Dunkin’ Donuts’ own traffic estimates indicate the 12-seat, roughly 1,600-square-foot coffee shop would exceed the new law’s trip limits by about 30 trips, even though it would not have drive-thru service. After the meeting, would-be-franchisee George Valvanis, who owns several other Dunkin’s in the area, told thePress Herald, “the project is dead.”

“I feel discriminated against,” building owner Joe Pompeo told The Bollard. “Basically, they just [devalued] my property.” 

Pompeo, who previously operated a family-owned pizza shop in the space, said he’s had no luck finding a “mom and pop” tenant, and doubts a non-franchise operation could afford to occupy it, much as he supports independent businesses. “I’m all for ‘mom and pop,'” he told councilors last night. “You find me a ‘mom and pop’ who can pay $2,500 a month.”

Former mayor Jim Cohen, whose Council district includes Deering Center, has been the new law’s lead proponent. Councilors Donna Carr and Jim Cloutier also supported it, as did newly appointed Mayor Nick Mavodones and newly elected Councilor Dave Marshall. Councilors Ed Suslovic and Kevin Donoghue opposed the measure; Cheryl Leeman and Jill Duson were absent. 

Marshall gave no explanation before casting his vote – “everybody’d kind of commented it to death at that point,” he said today. The West End councilor lives and operates a small art gallery at the intersection of Pine and Brackett streets, across from a busy Cumberland Farms convenience store and four-pump gas station. He told The Bollard he voted in support after considering what his neighborhood would be like if that Cumby’s generated four times as much traffic as it currently does. 

According to figures in a national traffic engineering book referenced by city staff and provided to councilors, that Cumby’s attracts 47 trips in a peak traffic hour (a trip is defined as a vehicle coming to or from a business, so a car entering and leaving counts as two trips). 

Donoghue questioned how accurate those figures are for any specific neighborhood, since they do not take into account other factors, like the availability of parking or mass transit. Cohen and city planning staff pointed out that site-specific traffic counts of similar businesses can be conducted, at the applicant’s expense, if necessary. 

Suslovic voiced concern that notice of the zoning change was only sent to affected business owners citywide once – last week. He suggested the proposed change be sent back to the Planning Board for further evaluation. The board voted 4-2 against the original version, with the majority citing a lack of relevant information to support it, but the board never considered the version passed last night. That version was “ramrodded through without giving adequate notice and process,” Suslovic said today. 

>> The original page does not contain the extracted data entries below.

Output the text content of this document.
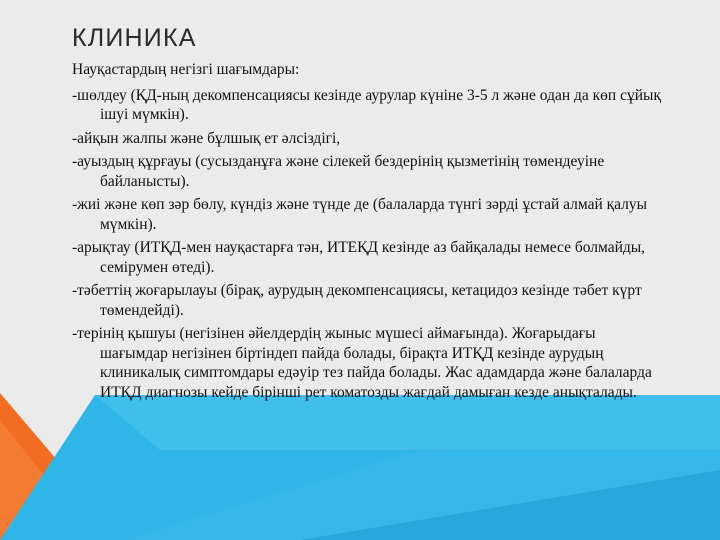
КЛИНИКА

Науқастардың негізгі шағымдары:

-шөлдеу (ҚД-ның декомпенсациясы кезінде аурулар күніне 3-5 л және одан да көп сұйық ішуі мүмкін).

-айқын жалпы және бұлшық ет әлсіздігі,

-ауыздың құрғауы (сусызданұға және сілекей бездерінің қызметінің төмендеуіне байланысты).

-жиі және көп зәр бөлу, күндіз және түнде де (балаларда түнгі зәрді ұстай алмай қалуы мүмкін).

-арықтау (ИТҚД-мен науқастарға тән, ИТЕҚД кезінде аз байқалады немесе болмайды, семірумен өтеді).

-тәбеттің жоғарылауы (бірақ, аурудың декомпенсациясы, кетацидоз кезінде тәбет күрт төмендейді).

-терінің қышуы (негізінен әйелдердің жыныс мүшесі аймағында). Жоғарыдағы шағымдар негізінен біртіндеп пайда болады, бірақта ИТҚД кезінде аурудың клиникалық симптомдары едәуір тез пайда болады. Жас адамдарда және балаларда ИТҚД диагнозы кейде бірінші рет коматозды жағдай дамыған кезде анықталады.
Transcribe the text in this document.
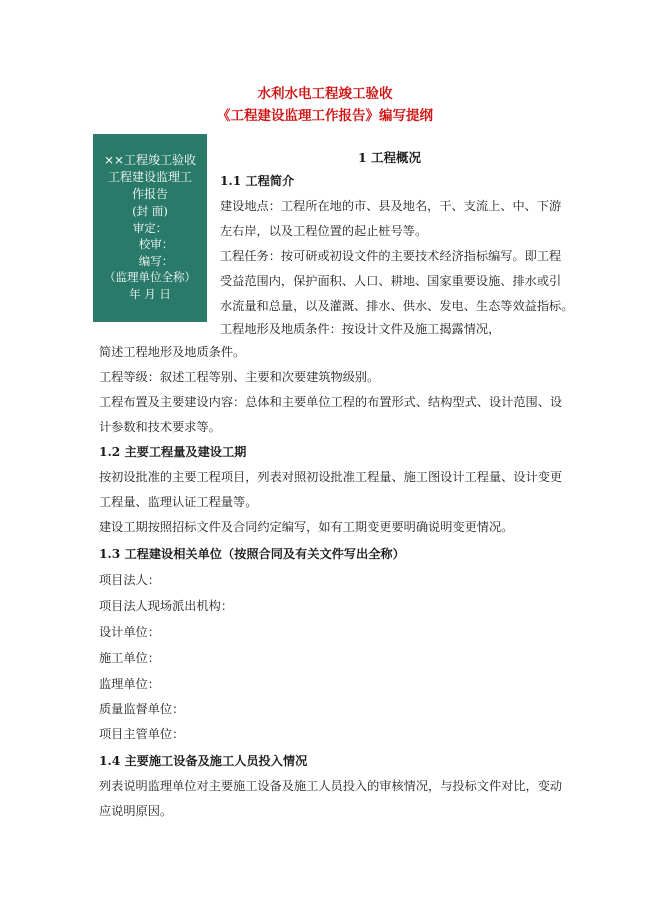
水利水电工程竣工验收
《工程建设监理工作报告》编写提纲
××工程竣工验收
工程建设监理工
作报告
(封 面)
审定：
校审：
编写：
（监理单位全称）
年 月 日
1 工程概况
1.1 工程简介
建设地点：工程所在地的市、县及地名，干、支流上、中、下游
左右岸，以及工程位置的起止桩号等。
工程任务：按可研或初设文件的主要技术经济指标编写。即工程
受益范围内，保护面积、人口、耕地、国家重要设施、排水或引
水流量和总量，以及灌溉、排水、供水、发电、生态等效益指标。
工程地形及地质条件：按设计文件及施工揭露情况，
简述工程地形及地质条件。
工程等级：叙述工程等别、主要和次要建筑物级别。
工程布置及主要建设内容：总体和主要单位工程的布置形式、结构型式、设计范围、设
计参数和技术要求等。
1.2 主要工程量及建设工期
按初设批准的主要工程项目，列表对照初设批准工程量、施工图设计工程量、设计变更
工程量、监理认证工程量等。
建设工期按照招标文件及合同约定编写，如有工期变更要明确说明变更情况。
1.3 工程建设相关单位（按照合同及有关文件写出全称）
项目法人：
项目法人现场派出机构：
设计单位：
施工单位：
监理单位：
质量监督单位：
项目主管单位：
1.4 主要施工设备及施工人员投入情况
列表说明监理单位对主要施工设备及施工人员投入的审核情况，与投标文件对比，变动
应说明原因。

Because the zoning change is a “text amendment,” it need only be advertised in a legal notice published in a local newspaper, city staff explained last night. Both proponents and opponents of this zoning change said that practice should be reconsidered.

Suslovic also said he was unconvinced the measure will lessen traffic on the busy street. The city’s traffic consultant said about 1,000 vehicle trips are made along Stevens Avenue during peak morning and afternoon hours.

Suslovic said schools in the area cause most of the traffic on Stevens Avenue during peak periods, but the presence of schoolchildren is a big reason many Deering Center residents support the measure.

“This is a terrible intersection already,” one neighbor was quoted as saying in aPress Herald article last week. “I think we’re going to see a dead child here very soon.”